7.1: Using Lucene Search with Custom Fields

klou · 2 April 2014 00:23

I really like the performance and look of the new Search (Advanced OpenDiscover).

However, I added a custom field (accounts_cstm) for numeric IDs per account. The Default search can parse this field - how can I add it to the AOD/Lucene index?

Jim · 2 April 2014 14:15

Hi Klou,
Custom fields should be picked up by AOD.

If your account custom field is a text field with numbers in it this should behave fine.

However if the field type is a numeric type (such as integer, decimal e.t.c.) it wont be picked up. You can’t change this behaviour other than by changing the indexing code but this is a small change.

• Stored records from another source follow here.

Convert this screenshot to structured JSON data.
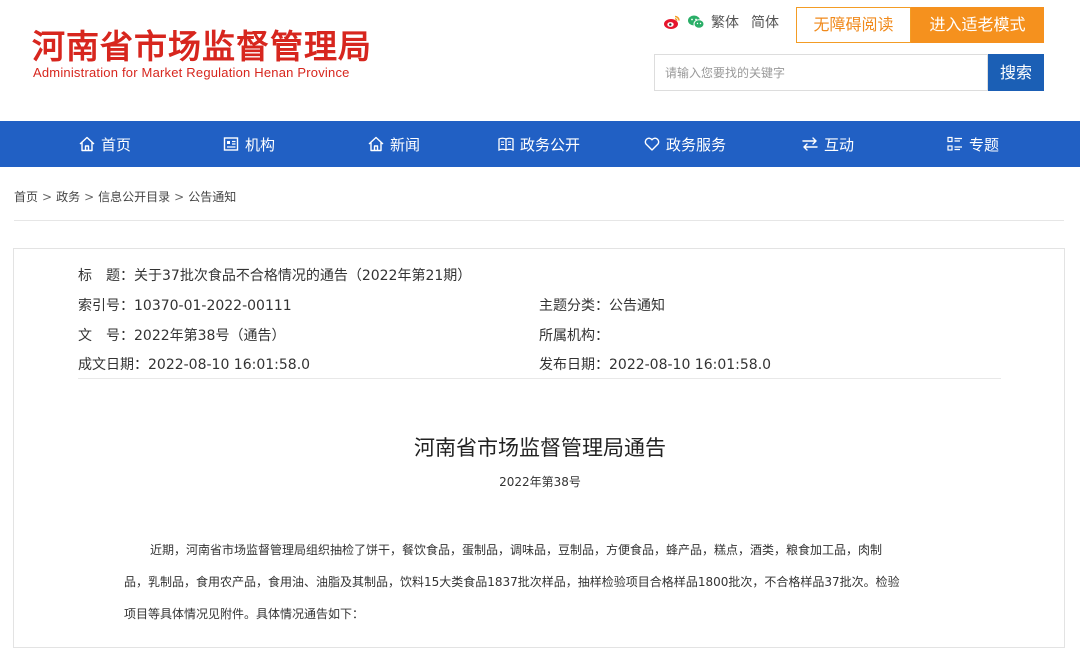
{
  "header": {
    "logo_cn": "河南省市场监督管理局",
    "logo_en": "Administration for Market Regulation Henan Province",
    "links": {
      "traditional": "繁体",
      "simplified": "简体"
    },
    "accessibility_label": "无障碍阅读",
    "elder_mode_label": "进入适老模式",
    "search": {
      "placeholder": "请输入您要找的关键字",
      "button_label": "搜索"
    }
  },
  "nav": {
    "items": [
      {
        "label": "首页",
        "icon": "home-icon"
      },
      {
        "label": "机构",
        "icon": "organization-icon"
      },
      {
        "label": "新闻",
        "icon": "news-icon"
      },
      {
        "label": "政务公开",
        "icon": "book-icon"
      },
      {
        "label": "政务服务",
        "icon": "heart-icon"
      },
      {
        "label": "互动",
        "icon": "exchange-icon"
      },
      {
        "label": "专题",
        "icon": "list-icon"
      }
    ]
  },
  "breadcrumb": {
    "items": [
      "首页",
      "政务",
      "信息公开目录",
      "公告通知"
    ],
    "separator": ">"
  },
  "meta": {
    "title_label": "标　题：",
    "title_value": "关于37批次食品不合格情况的通告（2022年第21期）",
    "index_label": "索引号：",
    "index_value": "10370-01-2022-00111",
    "category_label": "主题分类：",
    "category_value": "公告通知",
    "docno_label": "文　号：",
    "docno_value": "2022年第38号（通告）",
    "org_label": "所属机构：",
    "org_value": "",
    "created_label": "成文日期：",
    "created_value": "2022-08-10 16:01:58.0",
    "published_label": "发布日期：",
    "published_value": "2022-08-10 16:01:58.0"
  },
  "document": {
    "heading": "河南省市场监督管理局通告",
    "number": "2022年第38号",
    "paragraph_lines": [
      "近期，河南省市场监督管理局组织抽检了饼干，餐饮食品，蛋制品，调味品，豆制品，方便食品，蜂产品，糕点，酒类，粮食加工品，肉制",
      "品，乳制品，食用农产品，食用油、油脂及其制品，饮料15大类食品1837批次样品，抽样检验项目合格样品1800批次，不合格样品37批次。检验",
      "项目等具体情况见附件。具体情况通告如下："
    ]
  },
  "colors": {
    "brand_red": "#d7261e",
    "nav_blue": "#2160c4",
    "accent_orange": "#f5911e",
    "search_blue": "#1b5fb5"
  }
}
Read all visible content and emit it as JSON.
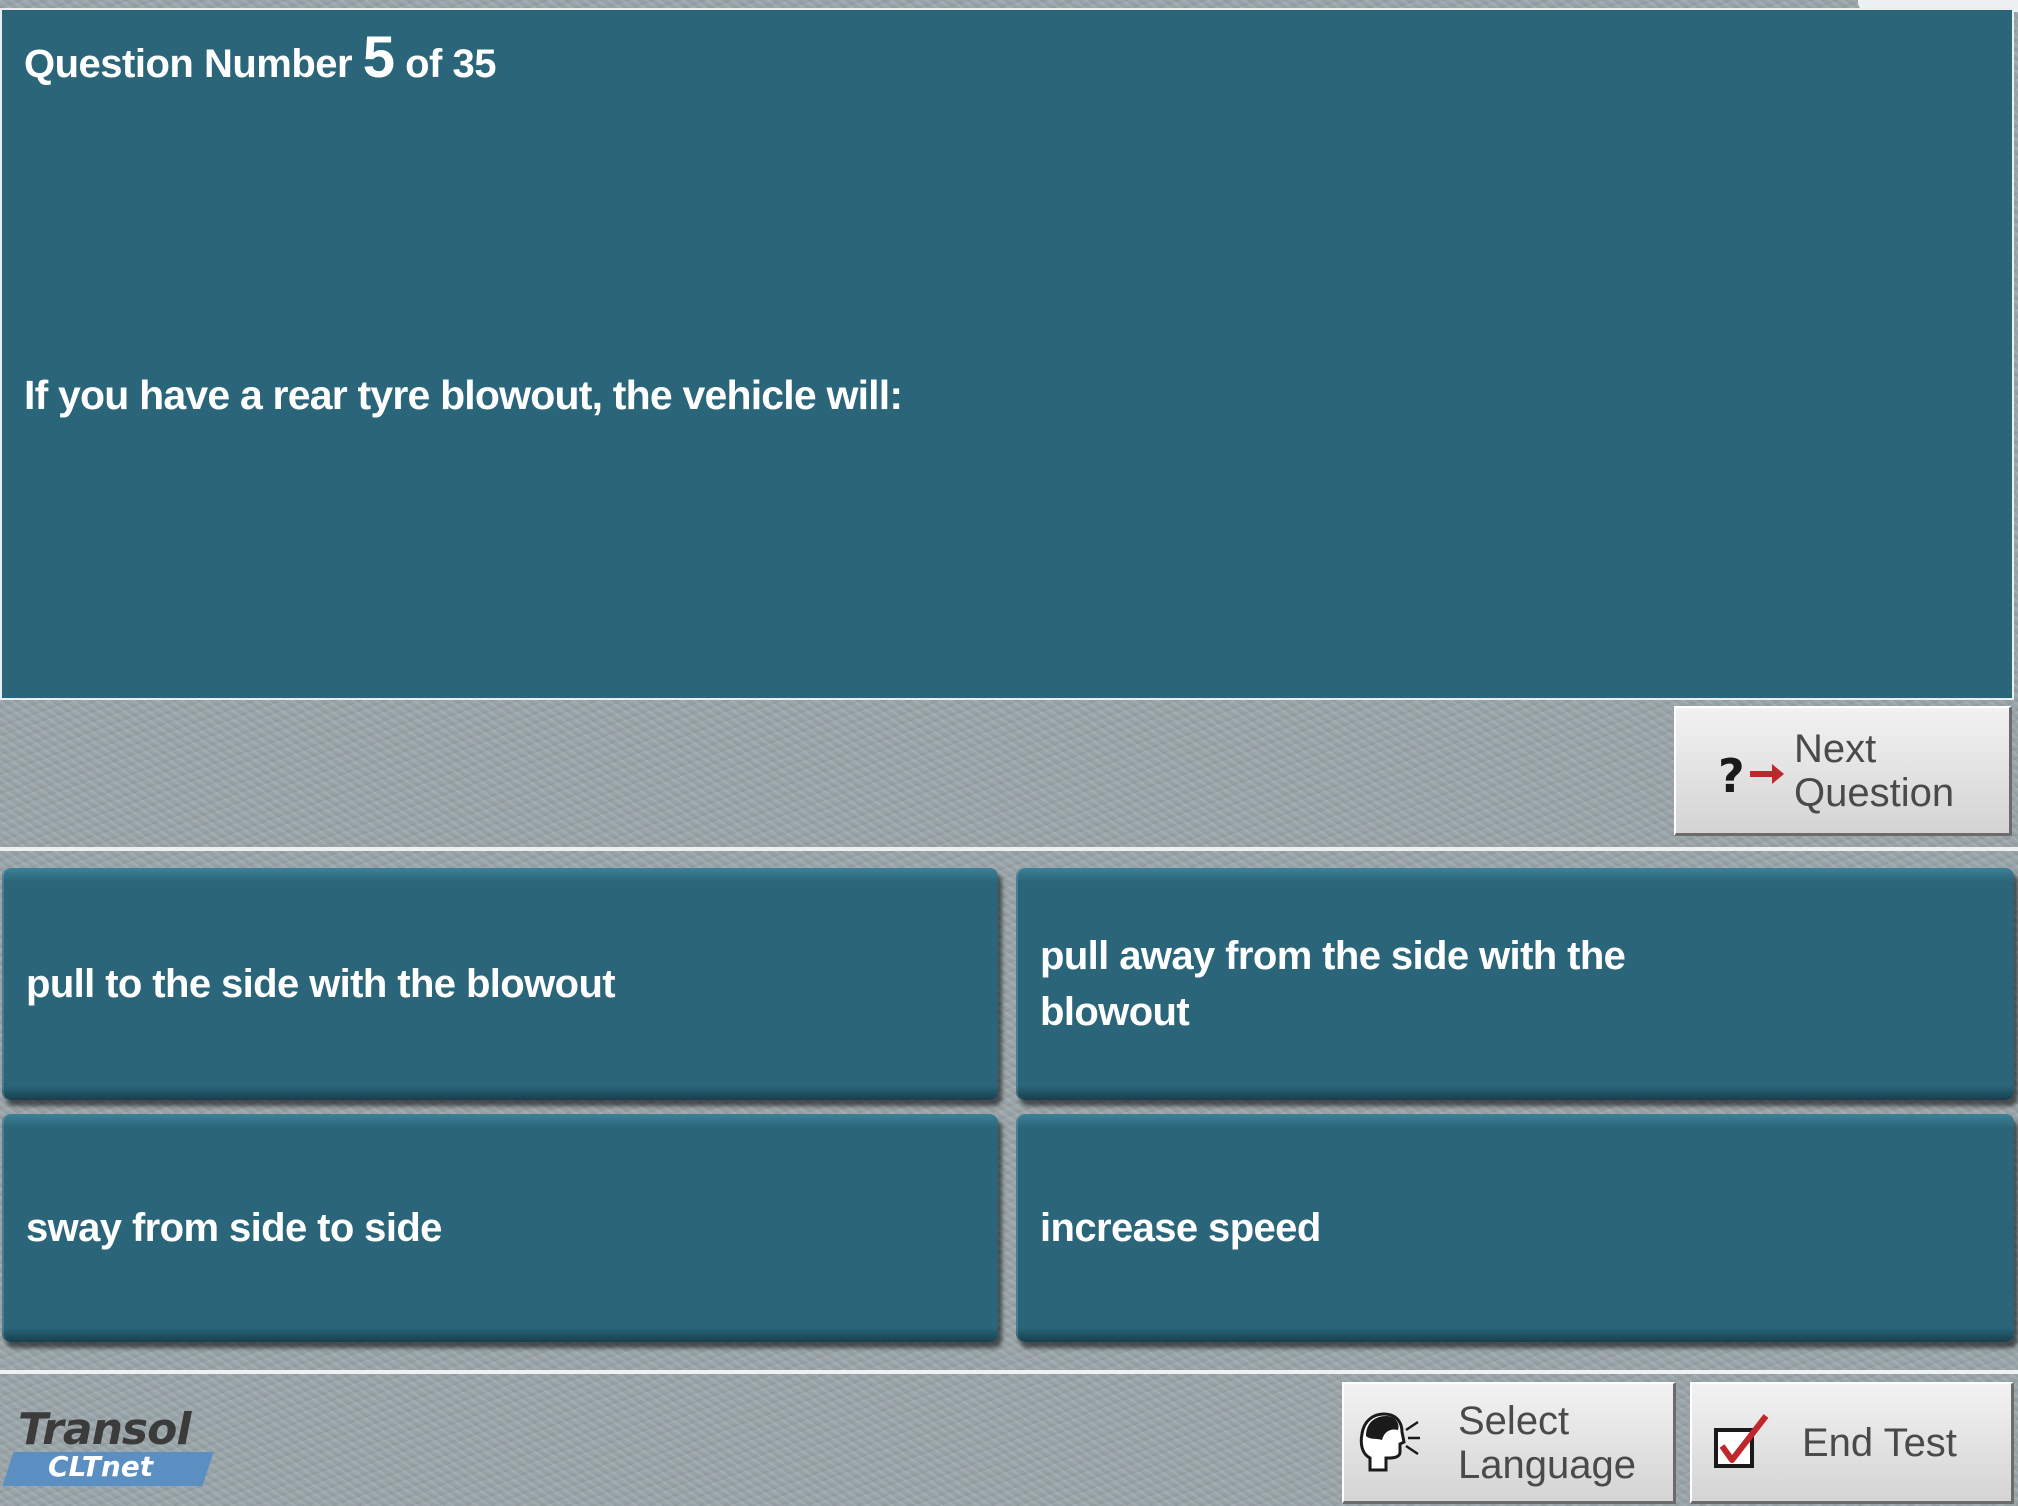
{
  "question": {
    "label": "Question Number",
    "number": "5",
    "of_label": "of 35",
    "text": "If you have a rear tyre blowout, the vehicle will:"
  },
  "nav": {
    "next_label_line1": "Next",
    "next_label_line2": "Question",
    "select_language_line1": "Select",
    "select_language_line2": "Language",
    "end_test_label": "End Test"
  },
  "answers": [
    "pull to the side with the blowout",
    "pull away from the side with the blowout",
    "sway from side to side",
    "increase speed"
  ],
  "logo": {
    "brand": "Transol",
    "product": "CLTnet"
  },
  "icons": {
    "next": "question-arrow-icon",
    "language": "speaking-head-icon",
    "end": "checkbox-tick-icon"
  },
  "colors": {
    "panel": "#2a6579",
    "background": "#9aa5a9",
    "arrow": "#c0272d",
    "tick": "#c0272d"
  }
}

In modules/AOD_Index/AOD_Index.php around line 150 there is a switch statement at the end there is a bunch of fields which get ignored:

          
                case "address":
                case "bool":
                case "currency":
                case "date":
                case "datetimecombo":
                case "decimal":
                case "float":
                case "iframe":
                case "int":
                case "radioenum":
                case "relate":
                default:
                    break;

You can pull out each case that you want to index and move it to after the varchar case.

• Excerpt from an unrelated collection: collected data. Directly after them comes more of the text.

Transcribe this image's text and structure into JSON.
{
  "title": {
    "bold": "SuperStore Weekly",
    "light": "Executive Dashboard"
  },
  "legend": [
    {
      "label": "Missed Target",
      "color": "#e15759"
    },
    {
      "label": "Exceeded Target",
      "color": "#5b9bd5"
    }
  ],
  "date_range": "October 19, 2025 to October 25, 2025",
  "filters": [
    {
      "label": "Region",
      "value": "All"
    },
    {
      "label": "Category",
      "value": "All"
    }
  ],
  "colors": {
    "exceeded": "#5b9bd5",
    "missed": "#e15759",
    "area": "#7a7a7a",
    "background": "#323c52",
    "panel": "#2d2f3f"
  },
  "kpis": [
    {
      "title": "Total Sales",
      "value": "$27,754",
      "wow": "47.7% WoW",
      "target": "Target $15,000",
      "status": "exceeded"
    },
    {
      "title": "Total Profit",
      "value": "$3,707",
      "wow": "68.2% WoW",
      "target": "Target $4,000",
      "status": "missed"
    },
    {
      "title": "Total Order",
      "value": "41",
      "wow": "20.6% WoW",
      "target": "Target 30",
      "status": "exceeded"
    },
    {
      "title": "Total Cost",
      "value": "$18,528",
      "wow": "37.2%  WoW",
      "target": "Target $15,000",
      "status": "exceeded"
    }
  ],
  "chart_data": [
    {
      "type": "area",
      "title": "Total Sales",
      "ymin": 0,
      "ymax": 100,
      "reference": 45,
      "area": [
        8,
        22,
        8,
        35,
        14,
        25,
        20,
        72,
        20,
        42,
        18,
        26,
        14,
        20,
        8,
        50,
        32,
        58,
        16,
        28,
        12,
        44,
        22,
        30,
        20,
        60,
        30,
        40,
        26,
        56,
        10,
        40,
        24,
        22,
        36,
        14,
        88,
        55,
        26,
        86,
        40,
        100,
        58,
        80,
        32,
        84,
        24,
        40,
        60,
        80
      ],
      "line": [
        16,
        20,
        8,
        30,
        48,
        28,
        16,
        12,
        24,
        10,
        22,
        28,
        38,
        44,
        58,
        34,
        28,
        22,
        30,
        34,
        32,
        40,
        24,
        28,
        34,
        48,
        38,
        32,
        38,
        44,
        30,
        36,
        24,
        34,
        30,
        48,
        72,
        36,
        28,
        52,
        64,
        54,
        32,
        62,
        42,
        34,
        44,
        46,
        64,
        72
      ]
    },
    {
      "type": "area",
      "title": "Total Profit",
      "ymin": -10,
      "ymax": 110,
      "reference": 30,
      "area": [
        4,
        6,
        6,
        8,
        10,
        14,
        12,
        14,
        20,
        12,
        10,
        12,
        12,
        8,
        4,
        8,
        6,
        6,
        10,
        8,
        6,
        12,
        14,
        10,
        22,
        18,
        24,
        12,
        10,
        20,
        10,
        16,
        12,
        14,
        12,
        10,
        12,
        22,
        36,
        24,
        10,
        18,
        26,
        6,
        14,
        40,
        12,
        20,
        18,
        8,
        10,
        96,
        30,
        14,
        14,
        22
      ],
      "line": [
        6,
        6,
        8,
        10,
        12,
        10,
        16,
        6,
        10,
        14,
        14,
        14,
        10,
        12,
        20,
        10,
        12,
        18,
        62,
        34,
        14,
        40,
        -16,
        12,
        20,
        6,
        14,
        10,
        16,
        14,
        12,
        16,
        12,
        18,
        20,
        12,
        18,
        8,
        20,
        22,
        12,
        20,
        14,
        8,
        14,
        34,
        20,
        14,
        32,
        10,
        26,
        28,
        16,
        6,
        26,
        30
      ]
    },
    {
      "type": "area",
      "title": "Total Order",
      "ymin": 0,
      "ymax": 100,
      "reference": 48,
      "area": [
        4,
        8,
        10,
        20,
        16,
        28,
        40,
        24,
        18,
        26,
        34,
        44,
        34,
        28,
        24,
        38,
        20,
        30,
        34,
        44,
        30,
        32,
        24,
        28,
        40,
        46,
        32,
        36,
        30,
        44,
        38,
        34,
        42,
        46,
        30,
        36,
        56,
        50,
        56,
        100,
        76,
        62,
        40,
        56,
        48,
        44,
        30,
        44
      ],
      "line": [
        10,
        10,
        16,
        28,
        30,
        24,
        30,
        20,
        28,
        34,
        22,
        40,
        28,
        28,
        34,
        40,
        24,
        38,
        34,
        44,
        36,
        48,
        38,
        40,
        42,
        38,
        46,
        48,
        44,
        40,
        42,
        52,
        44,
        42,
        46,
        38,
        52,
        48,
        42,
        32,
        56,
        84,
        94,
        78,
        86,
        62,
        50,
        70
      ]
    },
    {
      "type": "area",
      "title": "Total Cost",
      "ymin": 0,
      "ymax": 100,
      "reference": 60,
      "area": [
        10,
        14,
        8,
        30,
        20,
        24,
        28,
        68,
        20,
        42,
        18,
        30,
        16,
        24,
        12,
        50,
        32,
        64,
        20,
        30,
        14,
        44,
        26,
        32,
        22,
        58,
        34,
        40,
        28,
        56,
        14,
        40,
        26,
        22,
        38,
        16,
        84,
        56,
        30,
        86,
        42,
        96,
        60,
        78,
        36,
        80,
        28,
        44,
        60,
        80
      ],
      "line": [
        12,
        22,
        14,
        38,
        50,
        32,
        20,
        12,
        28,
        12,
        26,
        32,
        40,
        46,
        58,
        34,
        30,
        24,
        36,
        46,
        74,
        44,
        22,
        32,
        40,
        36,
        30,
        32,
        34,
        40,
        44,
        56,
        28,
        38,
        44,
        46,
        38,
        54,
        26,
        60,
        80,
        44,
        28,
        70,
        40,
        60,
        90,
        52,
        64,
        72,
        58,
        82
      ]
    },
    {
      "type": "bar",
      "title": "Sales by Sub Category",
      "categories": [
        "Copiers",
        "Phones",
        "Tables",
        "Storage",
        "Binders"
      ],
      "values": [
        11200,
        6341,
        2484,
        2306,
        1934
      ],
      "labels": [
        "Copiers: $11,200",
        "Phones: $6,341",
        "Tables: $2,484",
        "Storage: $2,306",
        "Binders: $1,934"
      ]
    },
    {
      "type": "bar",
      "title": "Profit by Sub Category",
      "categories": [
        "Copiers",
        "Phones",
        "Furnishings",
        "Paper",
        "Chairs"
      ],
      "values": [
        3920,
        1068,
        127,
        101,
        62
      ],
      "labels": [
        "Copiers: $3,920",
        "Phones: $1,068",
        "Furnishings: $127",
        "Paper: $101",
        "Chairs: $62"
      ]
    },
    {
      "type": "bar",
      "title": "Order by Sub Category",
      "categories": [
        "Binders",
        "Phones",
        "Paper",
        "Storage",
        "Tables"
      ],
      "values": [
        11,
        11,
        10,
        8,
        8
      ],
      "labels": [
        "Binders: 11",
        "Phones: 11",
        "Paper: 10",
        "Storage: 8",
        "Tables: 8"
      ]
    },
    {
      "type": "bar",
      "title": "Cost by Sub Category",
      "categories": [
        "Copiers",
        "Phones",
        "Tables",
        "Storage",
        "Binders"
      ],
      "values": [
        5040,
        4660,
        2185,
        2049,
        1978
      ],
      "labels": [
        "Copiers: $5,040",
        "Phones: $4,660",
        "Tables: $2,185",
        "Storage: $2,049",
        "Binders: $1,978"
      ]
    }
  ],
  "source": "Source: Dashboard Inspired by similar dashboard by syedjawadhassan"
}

In your case you would remove


                case "int":

and move it next to the varchar case like:


                case "name":
                case "phone":
                case "html":
                case "text":
                case "url":
                case "varchar":
                case "int":

This will cause all int fields (in all indexed modules) to be indexed.

Hope this helps,
Jim

klou · 2 April 2014 16:34

Thanks for the reply.

Unfortunately, it is already a text field - with the database field type nvarchar(255). So, not an int, and the field is not being indexed on two separate installations/databases.

This is the only custom field that is nvarchar = numeric string - all of the other ones seem to work.

Is there a function that’s parsing the (numeric) string incorrectly?

Jim · 3 April 2014 08:15

The string isn’t parsed it’s just indexed as is. Are other fields in the module being indexed?

If no modules are being indexed then check that AOD is enabled in the settings and that the scheduler is running in Schedulers, in particular check the last run date.

If no field in the module is being indexed then check that the modules vardefs has an entry for ‘unified_search’ and it’s set to true (this can be found in modules/YOURMODULE/vardefs.php or in the custom folders).

If it’s just that one field then it’s possible that this is a bug. If that’s the case then could you please provide a copy of the vardef for the field that isn’t being indexed?

Finally please note that AOD searches are cached for 5 minutes or so. Waiting 5 minutes or slightly changing the search may produce different results.

Thanks,
Jim

klou · 3 April 2014 22:24

Well, here’s the thing: It’s a custom field on the Accounts module. And actually, the vardefs isn’t as helpful.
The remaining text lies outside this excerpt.